The belief in the complete disconnect between what is done and preached, as long as it is for a good cause, and what is happening as a result of it is the defining feature of sentimentalism. In a lot of ways, sentimentalism is that way is the logical last step of liberalism, which works well to dissolve “repressive” structures but cannot positively ascertain anything (Nietzsche was not a fan). Sentimentalism fills that void in its belief in ultimate liberation from reality, focusing purely on intentions and wishes and refusing any responsibility for outcomes. In that way, it is purely false and self-serving, which, if you live in a society that rewards sentimentalism, gets compounded to the point where sentimentalists can abuse everyone in the cause of helping everyone.

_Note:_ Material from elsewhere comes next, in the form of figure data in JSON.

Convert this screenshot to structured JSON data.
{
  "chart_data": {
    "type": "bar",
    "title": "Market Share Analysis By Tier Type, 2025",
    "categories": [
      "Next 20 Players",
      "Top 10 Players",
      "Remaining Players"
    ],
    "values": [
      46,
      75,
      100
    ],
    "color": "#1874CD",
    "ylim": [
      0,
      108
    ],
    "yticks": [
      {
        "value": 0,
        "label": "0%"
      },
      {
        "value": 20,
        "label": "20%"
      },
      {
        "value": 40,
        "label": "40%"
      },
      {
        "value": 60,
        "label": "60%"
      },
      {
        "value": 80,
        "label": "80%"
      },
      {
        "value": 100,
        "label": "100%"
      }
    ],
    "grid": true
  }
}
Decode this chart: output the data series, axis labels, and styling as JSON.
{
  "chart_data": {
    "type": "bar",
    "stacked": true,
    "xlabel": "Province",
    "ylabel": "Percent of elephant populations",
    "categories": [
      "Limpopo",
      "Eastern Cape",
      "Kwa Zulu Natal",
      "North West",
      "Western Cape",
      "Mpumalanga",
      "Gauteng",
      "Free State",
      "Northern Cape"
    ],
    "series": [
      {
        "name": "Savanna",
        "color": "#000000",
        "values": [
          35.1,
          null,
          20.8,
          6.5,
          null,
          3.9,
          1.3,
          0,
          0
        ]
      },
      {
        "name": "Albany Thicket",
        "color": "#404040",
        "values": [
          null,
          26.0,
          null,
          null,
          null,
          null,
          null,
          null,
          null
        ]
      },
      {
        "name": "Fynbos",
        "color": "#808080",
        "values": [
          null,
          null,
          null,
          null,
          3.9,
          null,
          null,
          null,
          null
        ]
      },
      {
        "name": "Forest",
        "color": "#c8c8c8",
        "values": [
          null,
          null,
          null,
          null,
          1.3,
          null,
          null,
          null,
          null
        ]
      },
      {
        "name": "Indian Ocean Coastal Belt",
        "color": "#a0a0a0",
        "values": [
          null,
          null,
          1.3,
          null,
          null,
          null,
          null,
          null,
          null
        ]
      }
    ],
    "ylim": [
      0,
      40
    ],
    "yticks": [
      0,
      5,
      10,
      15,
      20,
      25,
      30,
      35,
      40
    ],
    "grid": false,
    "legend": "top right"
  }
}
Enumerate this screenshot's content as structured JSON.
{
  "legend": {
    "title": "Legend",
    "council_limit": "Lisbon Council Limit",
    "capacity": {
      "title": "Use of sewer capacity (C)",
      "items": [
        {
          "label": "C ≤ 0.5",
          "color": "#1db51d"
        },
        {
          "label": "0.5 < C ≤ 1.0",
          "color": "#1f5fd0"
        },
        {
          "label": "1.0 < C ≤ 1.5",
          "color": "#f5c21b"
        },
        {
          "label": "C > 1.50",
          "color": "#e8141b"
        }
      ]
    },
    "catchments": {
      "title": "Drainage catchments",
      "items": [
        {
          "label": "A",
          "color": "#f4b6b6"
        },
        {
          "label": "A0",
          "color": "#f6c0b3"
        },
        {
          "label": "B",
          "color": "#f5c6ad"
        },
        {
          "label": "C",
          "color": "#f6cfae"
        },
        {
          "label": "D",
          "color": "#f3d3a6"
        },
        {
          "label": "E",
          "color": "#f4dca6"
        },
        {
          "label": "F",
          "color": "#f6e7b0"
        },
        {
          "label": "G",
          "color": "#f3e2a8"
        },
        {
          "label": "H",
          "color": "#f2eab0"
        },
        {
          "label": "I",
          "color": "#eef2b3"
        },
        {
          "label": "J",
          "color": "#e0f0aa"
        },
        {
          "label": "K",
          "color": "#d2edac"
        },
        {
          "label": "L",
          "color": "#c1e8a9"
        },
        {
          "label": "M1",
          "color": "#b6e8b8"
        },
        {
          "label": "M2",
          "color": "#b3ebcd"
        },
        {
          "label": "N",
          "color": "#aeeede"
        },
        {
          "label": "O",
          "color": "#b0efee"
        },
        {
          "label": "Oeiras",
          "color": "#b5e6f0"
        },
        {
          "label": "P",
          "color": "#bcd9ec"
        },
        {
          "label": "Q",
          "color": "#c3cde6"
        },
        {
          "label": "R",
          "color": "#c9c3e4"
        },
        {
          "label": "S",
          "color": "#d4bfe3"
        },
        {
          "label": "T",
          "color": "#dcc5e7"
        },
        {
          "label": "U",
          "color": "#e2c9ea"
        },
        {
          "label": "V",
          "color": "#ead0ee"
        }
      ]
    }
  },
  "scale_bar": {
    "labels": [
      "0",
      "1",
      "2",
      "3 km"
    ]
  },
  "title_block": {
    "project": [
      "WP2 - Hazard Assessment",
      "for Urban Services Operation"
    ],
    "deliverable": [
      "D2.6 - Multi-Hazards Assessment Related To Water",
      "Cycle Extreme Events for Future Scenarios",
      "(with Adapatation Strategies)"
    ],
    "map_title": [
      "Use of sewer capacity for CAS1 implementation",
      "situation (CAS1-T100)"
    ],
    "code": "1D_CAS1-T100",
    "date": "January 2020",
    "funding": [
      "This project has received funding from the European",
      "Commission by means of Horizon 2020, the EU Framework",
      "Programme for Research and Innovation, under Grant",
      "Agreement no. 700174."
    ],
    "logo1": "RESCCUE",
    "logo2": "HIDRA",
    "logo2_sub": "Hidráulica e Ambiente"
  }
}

One typical type of a victim/cause would be Oscar Wilde, who penned his De Profundis after serving time in Reading for sodomy. Of course, he had a thing or two to say about sentimentalism and emotion, and he wasn’t very fond of the sentimental types, which haven’t changed in more than a century (the “circulating library of thought part “is very genuine when you consider all the clicktivism):

“A sentimentalist is simply one who wants to have the luxury of an emotion without paying for it. We think we can have our emotions for nothing. We cannot. Even the finest and most self-sacrificing emotions have to be paid for. Strangely enough, that is what makes them fine. The intellectual and emotional life of ordinary people is a very contemptible affair. Just as they borrow their ideas from a sort of circulating library of thought—-the Zeitgeist of an age that has no soul—-and send them back soiled at the end of each week, so they always try to get their emotions on credit, and refuse to pay the bill when it comes in. You should pass out of that conception of life. As soon as you have to pay for an emotion you will know its quality, and be the better for such knowledge. And remember that the sentimentalist is always a cynic at heart. Indeed, sentimentality is merely the bank holiday of cynicism.”